Motor Insurance: Fees and Charges

(asked on 14th January 2026) - View Source

Question to the HM Treasury:

To ask the Chancellor of the Exchequer, if she will prohibit insurers from a) increasing premiums and b) removing no-claims discounts for hit-and-run victims in motor vehicle accidents.


Answered by
Lucy Rigby Portrait
Lucy Rigby
Economic Secretary (HM Treasury)
This question was answered on 21st January 2026

Insurers make commercial decisions about pricing and the terms of cover, they offer, including no claims discounts, based on their assessment of the relevant risks. The government does not generally intervene in these decisions by insurance companies and has no plans to add to existing legislation at this time.

However, the government is determined that insurers should treat customers fairly and firms are required to do under Financial Conduct Authority (FCA) rules.
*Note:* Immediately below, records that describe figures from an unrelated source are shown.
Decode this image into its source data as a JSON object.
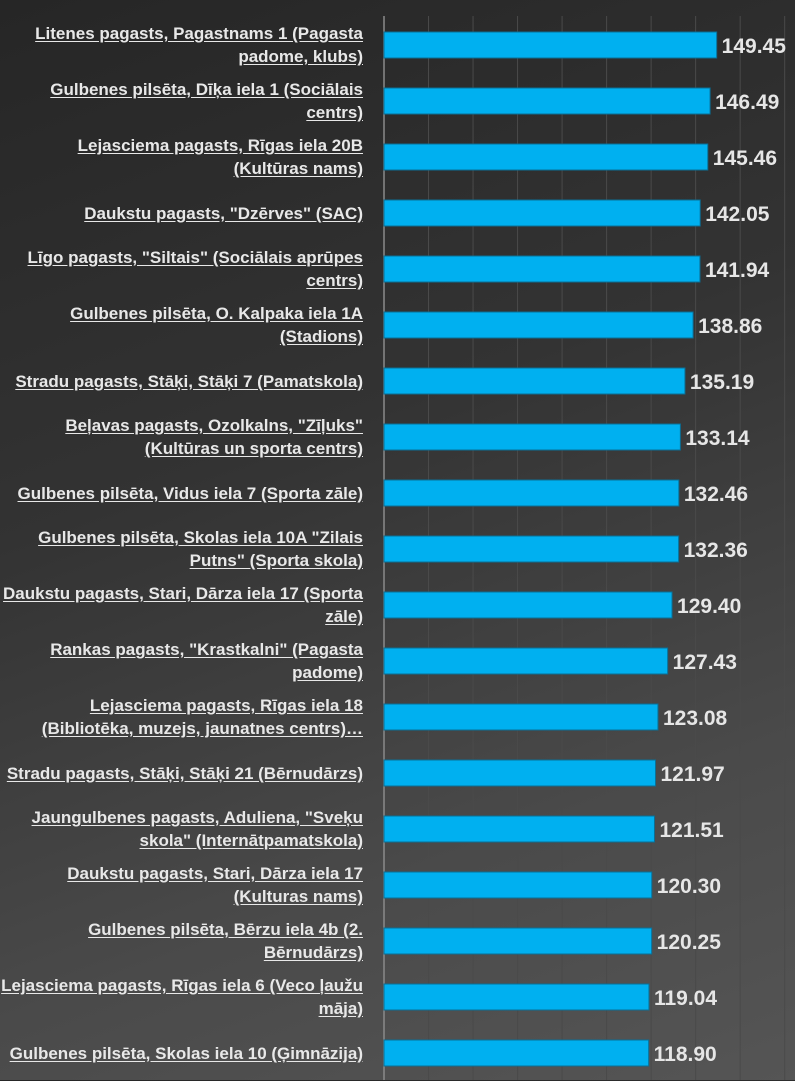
{
  "chart_data": {
    "type": "bar",
    "orientation": "horizontal",
    "title": "",
    "xlabel": "",
    "ylabel": "",
    "xlim": [
      0,
      185
    ],
    "grid": true,
    "grid_step": 20,
    "bar_color": "#00b0f0",
    "categories": [
      "Litenes pagasts, Pagastnams 1 (Pagasta padome, klubs)",
      "Gulbenes pilsēta, Dīķa iela 1 (Sociālais centrs)",
      "Lejasciema pagasts, Rīgas iela 20B (Kultūras nams)",
      "Daukstu pagasts, \"Dzērves\" (SAC)",
      "Līgo pagasts, \"Siltais\" (Sociālais aprūpes centrs)",
      "Gulbenes pilsēta, O. Kalpaka iela 1A (Stadions)",
      "Stradu pagasts, Stāķi, Stāķi 7 (Pamatskola)",
      "Beļavas pagasts, Ozolkalns, \"Zīļuks\" (Kultūras un sporta centrs)",
      "Gulbenes pilsēta, Vidus iela 7 (Sporta zāle)",
      "Gulbenes pilsēta, Skolas iela 10A \"Zilais Putns\" (Sporta skola)",
      "Daukstu pagasts, Stari, Dārza iela 17 (Sporta zāle)",
      "Rankas pagasts, \"Krastkalni\" (Pagasta padome)",
      "Lejasciema pagasts, Rīgas iela 18 (Bibliotēka, muzejs, jaunatnes centrs)…",
      "Stradu pagasts, Stāķi, Stāķi 21 (Bērnudārzs)",
      "Jaungulbenes pagasts, Aduliena, \"Sveķu skola\" (Internātpamatskola)",
      "Daukstu pagasts, Stari, Dārza iela 17 (Kulturas nams)",
      "Gulbenes pilsēta, Bērzu iela 4b (2. Bērnudārzs)",
      "Lejasciema pagasts, Rīgas iela 6 (Veco ļaužu māja)",
      "Gulbenes pilsēta, Skolas iela 10 (Ģimnāzija)"
    ],
    "values": [
      149.45,
      146.49,
      145.46,
      142.05,
      141.94,
      138.86,
      135.19,
      133.14,
      132.46,
      132.36,
      129.4,
      127.43,
      123.08,
      121.97,
      121.51,
      120.3,
      120.25,
      119.04,
      118.9
    ],
    "data_labels": [
      "149.45",
      "146.49",
      "145.46",
      "142.05",
      "141.94",
      "138.86",
      "135.19",
      "133.14",
      "132.46",
      "132.36",
      "129.40",
      "127.43",
      "123.08",
      "121.97",
      "121.51",
      "120.30",
      "120.25",
      "119.04",
      "118.90"
    ]
  }
}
The FCA requires firms to ensure their products offer fair value, meaning the price paid by consumers should be reasonable compared to the overall benefits received. FCA rules also require insurers to handle claims fairly and promptly, provide appropriate guidance throughout the claims process, avoid unreasonable rejection, and settle claims promptly once terms are agreed.
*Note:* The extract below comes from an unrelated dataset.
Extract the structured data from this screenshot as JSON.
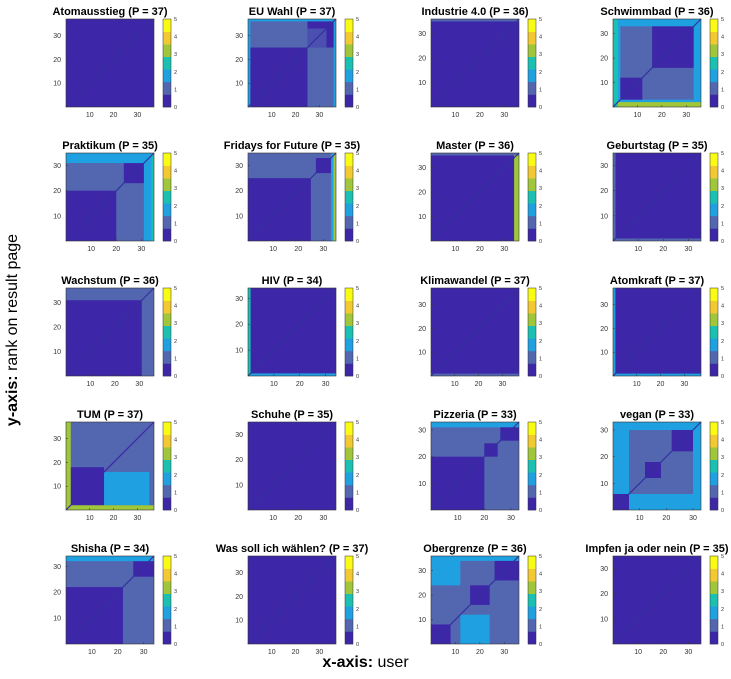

The government launched a cross-government Motor Insurance Taskforce in October 2024 to address the rising costs of motor insurance, identifying short and long-term actions aimed at stabilising or reducing premiums, while maintaining appropriate levels of cover. The Taskforce’s final report, setting out actions being taken by government, regulators and industry to help reduce premium costs, was published in December 2025.